# Split-year treatment tax question



## rossob (Jun 17, 2014)

Hi all,

I have a question about submitting my self-assessment for the tax year I moved from the UK to Spain.

My only source of income is/has been through my work as a self-employed sole trader.

I moved to Spain in August 2014, then registered as Autonomo in January 2015. Once registered I sent a notice to HMRC informing them my UK business had ceased trading the day before Automono registration was complete, and I have been paying all taxes in Spain since the date of Autonomo registration.

Now for the UK 2014-2015 tax year I have filled out a draft self-assessment noting the date I ceased trading, noting my books are only made up to that date, but also filling out the residence section and selecting the "split-year treatment" options (since they apply according to their notes).

It feels wrong to be selecting the residence and split-year treatment options, yet not be including income post-Autonomo registration and making use of the Double Tax Agreement as the way to avoid double taxation. But it would also be silly to file my UK return noting I ceased trading in Jan 2015, but including income Jan-Apr 2015 in my figures.
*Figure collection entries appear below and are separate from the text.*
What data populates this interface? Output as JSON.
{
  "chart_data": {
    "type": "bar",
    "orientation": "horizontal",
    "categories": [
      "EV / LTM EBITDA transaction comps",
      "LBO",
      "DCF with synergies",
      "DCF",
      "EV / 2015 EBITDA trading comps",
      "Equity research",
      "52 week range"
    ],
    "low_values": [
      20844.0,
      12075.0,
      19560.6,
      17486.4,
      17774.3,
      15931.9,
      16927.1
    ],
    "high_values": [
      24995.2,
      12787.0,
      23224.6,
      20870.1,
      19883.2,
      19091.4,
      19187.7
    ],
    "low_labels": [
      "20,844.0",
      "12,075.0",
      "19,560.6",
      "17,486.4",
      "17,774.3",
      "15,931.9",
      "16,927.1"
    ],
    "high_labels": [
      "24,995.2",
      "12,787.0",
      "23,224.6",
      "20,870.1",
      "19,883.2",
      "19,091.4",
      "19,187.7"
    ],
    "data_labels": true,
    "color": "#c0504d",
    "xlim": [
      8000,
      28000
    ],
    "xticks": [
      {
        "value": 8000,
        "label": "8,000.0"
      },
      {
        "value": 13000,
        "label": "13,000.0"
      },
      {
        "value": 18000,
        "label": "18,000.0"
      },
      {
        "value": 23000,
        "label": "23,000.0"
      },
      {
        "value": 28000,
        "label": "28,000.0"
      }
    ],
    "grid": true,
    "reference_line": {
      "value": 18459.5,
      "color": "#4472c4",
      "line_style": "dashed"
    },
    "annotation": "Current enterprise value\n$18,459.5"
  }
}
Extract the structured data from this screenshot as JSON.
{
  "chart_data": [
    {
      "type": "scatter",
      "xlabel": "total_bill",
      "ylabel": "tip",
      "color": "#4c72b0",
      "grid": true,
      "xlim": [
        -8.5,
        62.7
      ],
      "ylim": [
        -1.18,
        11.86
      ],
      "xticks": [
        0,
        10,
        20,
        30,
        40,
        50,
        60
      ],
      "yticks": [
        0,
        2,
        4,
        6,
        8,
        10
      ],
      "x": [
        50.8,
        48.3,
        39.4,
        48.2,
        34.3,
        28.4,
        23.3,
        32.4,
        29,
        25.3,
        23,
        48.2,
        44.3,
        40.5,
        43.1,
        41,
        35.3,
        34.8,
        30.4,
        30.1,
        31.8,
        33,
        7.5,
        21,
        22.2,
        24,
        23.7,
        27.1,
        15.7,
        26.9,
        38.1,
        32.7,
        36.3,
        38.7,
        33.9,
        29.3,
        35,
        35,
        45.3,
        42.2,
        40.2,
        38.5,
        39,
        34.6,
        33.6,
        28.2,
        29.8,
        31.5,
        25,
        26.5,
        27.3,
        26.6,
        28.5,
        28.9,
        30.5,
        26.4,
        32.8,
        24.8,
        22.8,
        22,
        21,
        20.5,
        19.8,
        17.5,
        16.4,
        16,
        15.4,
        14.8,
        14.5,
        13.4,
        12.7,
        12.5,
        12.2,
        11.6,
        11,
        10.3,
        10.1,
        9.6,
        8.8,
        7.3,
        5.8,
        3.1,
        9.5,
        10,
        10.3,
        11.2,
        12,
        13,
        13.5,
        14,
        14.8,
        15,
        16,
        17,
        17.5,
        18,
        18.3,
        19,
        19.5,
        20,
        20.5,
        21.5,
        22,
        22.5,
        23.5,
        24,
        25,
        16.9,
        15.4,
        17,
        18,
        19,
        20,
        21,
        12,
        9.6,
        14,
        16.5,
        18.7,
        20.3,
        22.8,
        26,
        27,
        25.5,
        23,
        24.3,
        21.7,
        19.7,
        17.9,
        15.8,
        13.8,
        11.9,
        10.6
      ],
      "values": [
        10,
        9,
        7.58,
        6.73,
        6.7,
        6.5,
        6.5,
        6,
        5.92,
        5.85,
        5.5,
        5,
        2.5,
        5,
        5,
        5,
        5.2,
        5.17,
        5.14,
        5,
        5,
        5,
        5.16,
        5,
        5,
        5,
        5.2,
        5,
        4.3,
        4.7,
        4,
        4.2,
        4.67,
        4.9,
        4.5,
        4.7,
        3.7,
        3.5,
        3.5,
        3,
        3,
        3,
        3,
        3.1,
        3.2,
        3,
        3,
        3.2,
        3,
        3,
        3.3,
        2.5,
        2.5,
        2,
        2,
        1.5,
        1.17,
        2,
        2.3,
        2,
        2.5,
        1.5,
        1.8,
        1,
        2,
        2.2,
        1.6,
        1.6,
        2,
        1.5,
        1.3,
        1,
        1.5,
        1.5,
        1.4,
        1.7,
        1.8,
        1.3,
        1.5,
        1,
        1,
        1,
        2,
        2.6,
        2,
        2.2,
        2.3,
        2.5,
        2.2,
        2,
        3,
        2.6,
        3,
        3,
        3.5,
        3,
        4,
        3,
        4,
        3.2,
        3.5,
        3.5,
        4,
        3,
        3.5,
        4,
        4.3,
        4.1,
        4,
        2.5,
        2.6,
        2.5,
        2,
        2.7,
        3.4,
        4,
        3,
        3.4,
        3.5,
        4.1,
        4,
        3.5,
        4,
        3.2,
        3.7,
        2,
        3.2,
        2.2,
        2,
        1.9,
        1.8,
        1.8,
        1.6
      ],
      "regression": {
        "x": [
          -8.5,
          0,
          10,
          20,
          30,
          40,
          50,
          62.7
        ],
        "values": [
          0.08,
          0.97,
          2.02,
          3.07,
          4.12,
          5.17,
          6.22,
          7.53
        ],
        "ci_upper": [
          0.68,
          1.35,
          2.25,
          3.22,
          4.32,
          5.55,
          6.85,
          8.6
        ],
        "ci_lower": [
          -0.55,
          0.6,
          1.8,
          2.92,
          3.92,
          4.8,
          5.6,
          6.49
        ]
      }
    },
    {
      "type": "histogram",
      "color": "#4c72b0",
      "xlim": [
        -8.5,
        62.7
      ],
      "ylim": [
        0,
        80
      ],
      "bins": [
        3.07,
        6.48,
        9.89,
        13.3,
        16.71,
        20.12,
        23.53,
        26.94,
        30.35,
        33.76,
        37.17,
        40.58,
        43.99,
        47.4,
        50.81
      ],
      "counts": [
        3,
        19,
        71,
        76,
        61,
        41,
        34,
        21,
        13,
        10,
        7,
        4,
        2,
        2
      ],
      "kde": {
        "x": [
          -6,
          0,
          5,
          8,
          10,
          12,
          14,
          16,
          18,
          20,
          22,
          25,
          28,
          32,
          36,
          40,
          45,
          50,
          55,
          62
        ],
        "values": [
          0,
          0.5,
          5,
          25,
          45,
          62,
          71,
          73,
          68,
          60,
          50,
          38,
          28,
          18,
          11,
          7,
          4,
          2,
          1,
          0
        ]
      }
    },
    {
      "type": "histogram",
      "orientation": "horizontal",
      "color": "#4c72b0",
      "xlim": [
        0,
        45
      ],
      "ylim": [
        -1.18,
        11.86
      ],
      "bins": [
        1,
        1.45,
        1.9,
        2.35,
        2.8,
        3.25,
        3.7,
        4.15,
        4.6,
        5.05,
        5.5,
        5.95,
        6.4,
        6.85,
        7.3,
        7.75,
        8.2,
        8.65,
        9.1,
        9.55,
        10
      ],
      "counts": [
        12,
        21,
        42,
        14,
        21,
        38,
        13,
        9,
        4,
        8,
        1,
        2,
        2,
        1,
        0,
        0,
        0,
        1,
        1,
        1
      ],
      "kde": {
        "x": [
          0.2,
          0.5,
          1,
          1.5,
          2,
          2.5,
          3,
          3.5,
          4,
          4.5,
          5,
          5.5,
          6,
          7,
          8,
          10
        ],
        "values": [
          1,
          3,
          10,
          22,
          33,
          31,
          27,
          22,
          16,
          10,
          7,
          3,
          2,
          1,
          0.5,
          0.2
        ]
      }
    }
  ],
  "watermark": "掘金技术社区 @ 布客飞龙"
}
My feeling is perhaps I messed things up by filing that "ceased trading" notice with the HMRC after Autonomo registration was complete. It doesn't feel quite right that I have completely side-stepped the need to use the DTA for my split year. Am I right, or do I see problems where there are none?

Any advice appreciated!


----------



## Aranjuez (May 21, 2015)

rossob said:


> Hi all,
> 
> I have a question about submitting my self-assessment for the tax year I moved from the UK to Spain.
> 
> ...


You say you have been a sole trader throughout. How in broad terms did you operate your trade pre August 2014, in the period from August 2014 to January 2015, and in the period subsequent to January 2015. What fundamental changes if any, took place after August 2014 and at what point. Have you been in Spain continuously since August 2014, if not what broadly have been your movements. I think that sort of information would be necessary before anyone could have any meaningful input.


----------



## rossob (Jun 17, 2014)

Thanks for your response.

I work from home as a developer. There are no fundamental changes to my business -- even my client-base is identical as all my work is remote --, only a change in location (Aug 2014) and a change from UK sole trader to Spanish Autonomo (Jan 2015). 

I have more or less been in Spain continuously since August 2014, just a couple trips home. I've already established I'm definitely UK resident for tax purposes 2014-2015, using HMRC's online residency indicator and filling out all the days I was in Spain/UK. I also qualify for Split-year treatment (I pass the automatic third UK residency test), again using the online indicator. So I'm clear on those points.

The point I'm unsure about -- is it OK that I don't have any use for the Double Tax Agreement? Put another way, is the DTA an optional tool to avoid being taxed twice for those that need it, or is it a requirement that must be used for those moving abroad (I guess to allow the UK & Spanish government to communicate and check no income went amiss in the process of transferring from state to state, since using the DTA means the "overlap dates" are documented in the income)?

I am intending to submit my UK return up until the day I ceased trading, and since I wasn't Autonomo until the next day there's nothing to claim back via DTA, and I guess it just seems too simple? It feels like I should need to tell HMRC about my Autonomo income Jan-Apr, and use the DTA to discount the tax on that period. But that wouldn't make sense, because I ceased trading in the UK in Jan (which the HMRC are aware of, and is noted on my tax return).

Also, I'm selecting the "split-year treatment" option and filling out the "resident" sections, and giving all the information about the dates I was in UK/Spain, but it isn't having any effect on my tax liability, so it feels like I'm doing something wrong.

I realise everyone has very different tax situations, so it might not be possible to get advice here, I just thought it worth a shot incase this is a common point of doubt for UK expats in Spain.

In retrospect I wish I didn't send the "ceased trading" notice to HMRC in Jan 2015 when I became Autonomo (which seemed logical to do at the time), because then I would know exactly how to file my return, using the DTA, and would have no doubts. I seem to have made things murky by switching my business from UK-Spain overnight, somehow.

Hope that makes some sense, and no problem if it's not possible to help for my scenario.


----------